The gist of Wells’ proposition is as follows:

  • The State is best placed to address social deficits. At the dawn of the British Welfare State, these were defined as the five giant evils: want, idleness, ignorance, disease, and squalor. Whilst, our language today is different, the principle is essentially the same.
  • The most appropriate part churches can play in addressing poverty and disadvantage is not so much to tackle deficits but to cultivate assets.
  • Five titanic Goods (in contrast to the evils) are identified: flourishing, fulfilment, inspiration, blessing, and hope.
  • The Christian ethos is well placed to consider these social Goods; agencies that are faith inspired can also claim this ground.
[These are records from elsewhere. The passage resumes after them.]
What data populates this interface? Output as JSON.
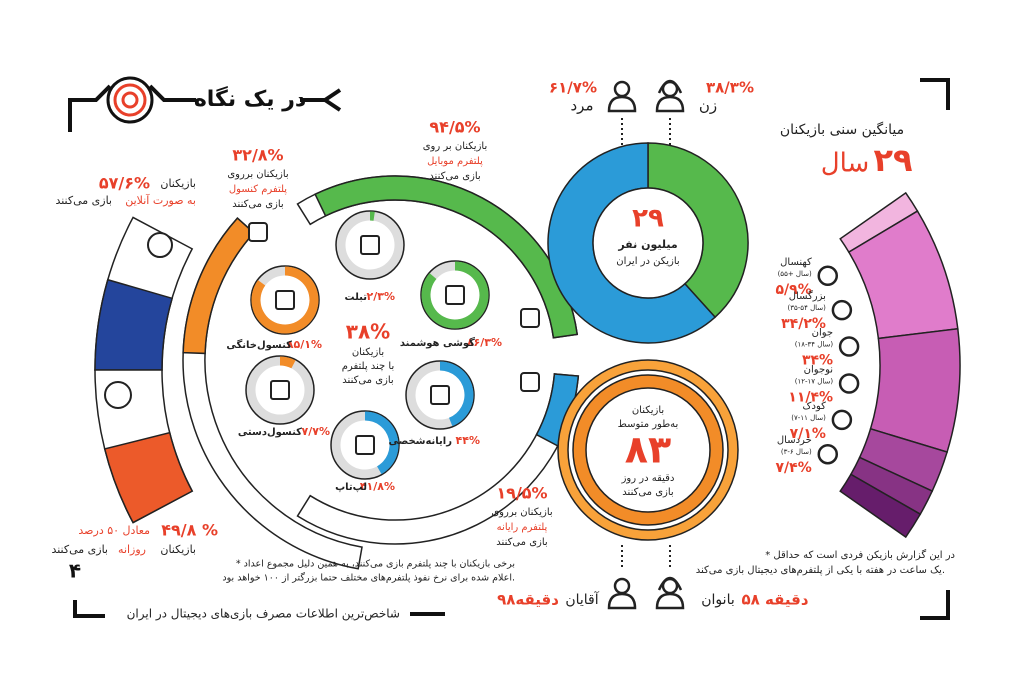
{
  "header": {
    "title": "در یک نگاه",
    "page_number": "۴",
    "footer": "شاخص‌ترین اطلاعات مصرف بازی‌های دیجیتال در ایران"
  },
  "online": {
    "value": 57.6,
    "label": "۵۷/۶%",
    "line1": "بازیکنان",
    "highlight": "به صورت آنلاین",
    "line2": "بازی می‌کنند",
    "color": "#24459c"
  },
  "daily": {
    "value": 49.8,
    "label": "۴۹/۸ %",
    "line1": "معادل ۵۰ درصد",
    "line2": "بازیکنان",
    "highlight": "روزانه",
    "line3": "بازی می‌کنند",
    "color": "#ec5a2a"
  },
  "platforms": [
    {
      "value": 94.5,
      "label": "۹۴/۵%",
      "line1": "بازیکنان بر روی",
      "highlight": "پلتفرم موبایل",
      "line2": "بازی می‌کنند",
      "color": "#56b94c"
    },
    {
      "value": 32.8,
      "label": "۳۲/۸%",
      "line1": "بازیکنان برروی",
      "highlight": "پلتفرم کنسول",
      "line2": "بازی می‌کنند",
      "color": "#f28c28"
    },
    {
      "value": 19.5,
      "label": "۱۹/۵%",
      "line1": "بازیکنان برروی",
      "highlight": "پلتفرم رایانه",
      "line2": "بازی می‌کنند",
      "color": "#2b9bd8"
    }
  ],
  "devices": [
    {
      "name": "گوشی هوشمند",
      "value": 86.3,
      "label": "۸۶/۳%",
      "color": "#56b94c"
    },
    {
      "name": "تبلت",
      "value": 2.3,
      "label": "۲/۳%",
      "color": "#56b94c"
    },
    {
      "name": "کنسول‌خانگی",
      "value": 85.1,
      "label": "۸۵/۱%",
      "color": "#f28c28"
    },
    {
      "name": "کنسول‌دستی",
      "value": 7.7,
      "label": "۷/۷%",
      "color": "#f28c28"
    },
    {
      "name": "لپ‌تاپ",
      "value": 41.8,
      "label": "۴۱/۸%",
      "color": "#2b9bd8"
    },
    {
      "name": "رایانه‌شخصی",
      "value": 44,
      "label": "۴۴%",
      "color": "#2b9bd8"
    }
  ],
  "multi_platform": {
    "value": 38,
    "label": "۳۸%",
    "line1": "بازیکنان",
    "line2": "با چند پلتفرم",
    "line3": "بازی می‌کنند"
  },
  "players": {
    "number": "۲۹",
    "line1": "میلیون نفر",
    "line2": "بازیکن در ایران"
  },
  "gender": [
    {
      "name": "زن",
      "value": 38.3,
      "label": "۳۸/۳%",
      "color": "#56b94c"
    },
    {
      "name": "مرد",
      "value": 61.7,
      "label": "۶۱/۷%",
      "color": "#2b9bd8"
    }
  ],
  "playtime": {
    "line1": "بازیکنان",
    "line2": "به‌طور متوسط",
    "number": "۸۳",
    "line3": "دقیقه در روز",
    "line4": "بازی می‌کنند"
  },
  "playtime_gender": [
    {
      "name": "بانوان",
      "label": "۵۸ دقیقه"
    },
    {
      "name": "آقایان",
      "label": "۹۸دقیقه"
    }
  ],
  "age": {
    "title": "میانگین سنی بازیکنان",
    "average": "۲۹",
    "unit": "سال",
    "groups": [
      {
        "name": "کهنسال",
        "range": "(۵۵+ سال)",
        "value": 5.9,
        "label": "۵/۹%",
        "color": "#f2b5df"
      },
      {
        "name": "بزرگسال",
        "range": "(۳۵-۵۴ سال)",
        "value": 34.2,
        "label": "۳۴/۲%",
        "color": "#e07ccb"
      },
      {
        "name": "جوان",
        "range": "(۱۸-۳۴ سال)",
        "value": 34,
        "label": "۳۴%",
        "color": "#c75db4"
      },
      {
        "name": "نوجوان",
        "range": "(۱۲-۱۷ سال)",
        "value": 11.4,
        "label": "۱۱/۴%",
        "color": "#a6489d"
      },
      {
        "name": "کودک",
        "range": "(۷-۱۱ سال)",
        "value": 7.1,
        "label": "۷/۱%",
        "color": "#873384"
      },
      {
        "name": "خردسال",
        "range": "(۳-۶ سال)",
        "value": 7.4,
        "label": "۷/۴%",
        "color": "#661d6b"
      }
    ]
  },
  "notes": {
    "multi1": "* برخی بازیکنان با چند پلتفرم بازی می‌کنند، به همین دلیل مجموع اعداد",
    "multi2": "اعلام شده برای نرخ نفوذ پلتفرم‌های مختلف حتما بزرگتر از ۱۰۰ خواهد بود.",
    "report1": "* در این گزارش بازیکن فردی است که حداقل",
    "report2": "یک ساعت در هفته با یکی از پلتفرم‌های دیجیتال بازی می‌کند."
  }
}
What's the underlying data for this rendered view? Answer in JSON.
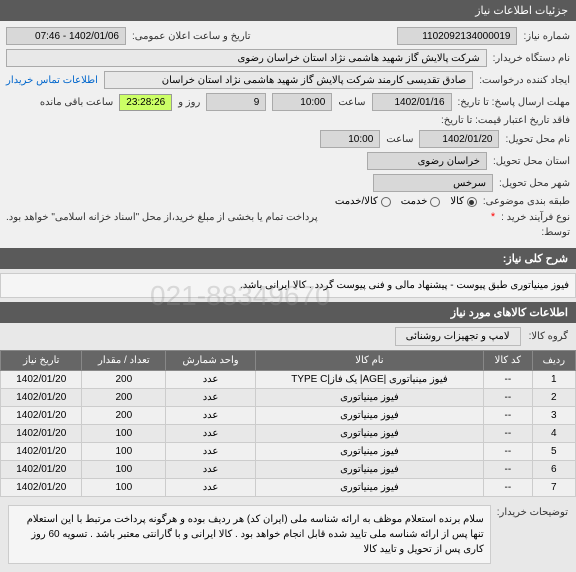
{
  "header": {
    "title": "جزئیات اطلاعات نیاز"
  },
  "form": {
    "need_number_label": "شماره نیاز:",
    "need_number": "1102092134000019",
    "announce_date_label": "تاریخ و ساعت اعلان عمومی:",
    "announce_date": "1402/01/06 - 07:46",
    "buyer_label": "نام دستگاه خریدار:",
    "buyer": "شرکت پالایش گاز شهید هاشمی نژاد   استان خراسان رضوی",
    "creator_label": "ایجاد کننده درخواست:",
    "creator": "صادق تقدیسی کارمند شرکت پالایش گاز شهید هاشمی نژاد   استان خراسان",
    "contact_link": "اطلاعات تماس خریدار",
    "deadline_label": "مهلت ارسال پاسخ: تا تاریخ:",
    "deadline_date": "1402/01/16",
    "time_label": "ساعت",
    "deadline_time": "10:00",
    "day_label": "روز و",
    "days": "9",
    "countdown": "23:28:26",
    "remaining": "ساعت باقی مانده",
    "credit_label": "فاقد تاریخ اعتبار قیمت: تا تاریخ:",
    "delivery_label": "نام محل تحویل:",
    "delivery_date": "1402/01/20",
    "delivery_time": "10:00",
    "province_label": "استان محل تحویل:",
    "province": "خراسان رضوی",
    "city_label": "شهر محل تحویل:",
    "city": "سرخس",
    "category_label": "طبقه بندی موضوعی:",
    "radio_goods": "کالا",
    "radio_service": "خدمت",
    "radio_both": "کالا/خدمت",
    "process_label": "نوع فرآیند خرید :",
    "process_star": "*",
    "payment_note": "پرداخت تمام یا بخشی از مبلغ خرید،از محل \"اسناد خزانه اسلامی\" خواهد بود.",
    "mediator_label": "توسط:"
  },
  "need_desc": {
    "section_title": "شرح کلی نیاز:",
    "text": "فیوز مینیاتوری طبق پیوست - پیشنهاد مالی و فنی پیوست گردد . کالا ایرانی باشد."
  },
  "goods_info": {
    "section_title": "اطلاعات کالاهای مورد نیاز",
    "group_label": "گروه کالا:",
    "group_value": "لامپ و تجهیزات روشنائی"
  },
  "table": {
    "columns": [
      "ردیف",
      "کد کالا",
      "نام کالا",
      "واحد شمارش",
      "تعداد / مقدار",
      "تاریخ نیاز"
    ],
    "rows": [
      [
        "1",
        "--",
        "فیوز مینیاتوری |AGE| یک فاز|TYPE C",
        "عدد",
        "200",
        "1402/01/20"
      ],
      [
        "2",
        "--",
        "فیوز مینیاتوری",
        "عدد",
        "200",
        "1402/01/20"
      ],
      [
        "3",
        "--",
        "فیوز مینیاتوری",
        "عدد",
        "200",
        "1402/01/20"
      ],
      [
        "4",
        "--",
        "فیوز مینیاتوری",
        "عدد",
        "100",
        "1402/01/20"
      ],
      [
        "5",
        "--",
        "فیوز مینیاتوری",
        "عدد",
        "100",
        "1402/01/20"
      ],
      [
        "6",
        "--",
        "فیوز مینیاتوری",
        "عدد",
        "100",
        "1402/01/20"
      ],
      [
        "7",
        "--",
        "فیوز مینیاتوری",
        "عدد",
        "100",
        "1402/01/20"
      ]
    ]
  },
  "buyer_note": {
    "label": "توضیحات خریدار:",
    "text": "سلام  برنده استعلام موظف به ارائه شناسه ملی (ایران کد) هر ردیف بوده و هرگونه پرداخت مرتبط با این استعلام تنها پس از ارائه شناسه ملی تایید شده قابل انجام خواهد بود . کالا ایرانی و با گارانتی معتبر باشد . تسویه 60 روز کاری پس از تحویل و تایید کالا"
  },
  "watermark": "021-88349670"
}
Wells suggests by chasing government contracts, churches and agencies such as Anglicare WA have lost some of the focus on strength building. He suggests evaluating our efforts in cultivating these Goods by measuring them against the following criteria:

  1. Relationship
  2. Creativity
  3. Partnership
  4. Compassion and, most importantly
  5. Joy

In July, Anglicare WA launched our new Strategic Plan. On close inspection, you will see the influence of For Good. While maintaining a steadfast commitment to delivering quality community services, we have also committed to strengthen the community to challenge barriers to thriving.

We have a renewed focus on prevention and early intervention, on community education, and on advocacy.

We have committed to building stronger partnerships with Anglican schools and parishes. Some of this work has commenced, with the creation of the Anglicare WA Church Community Fund, an information booklet to support parishes to respond to homelessness and, we will soon employ a community educator to engage with schools and congregations to support their communities.

As one among many organisations in the Anglican community dedicated to reaching out in loving service, we believe we are mirroring Christ’s agenda. Beautifully summarised in these words from John’s Gospel: ‘I came that they may have life, and have it abundantly’ (John 10:10b).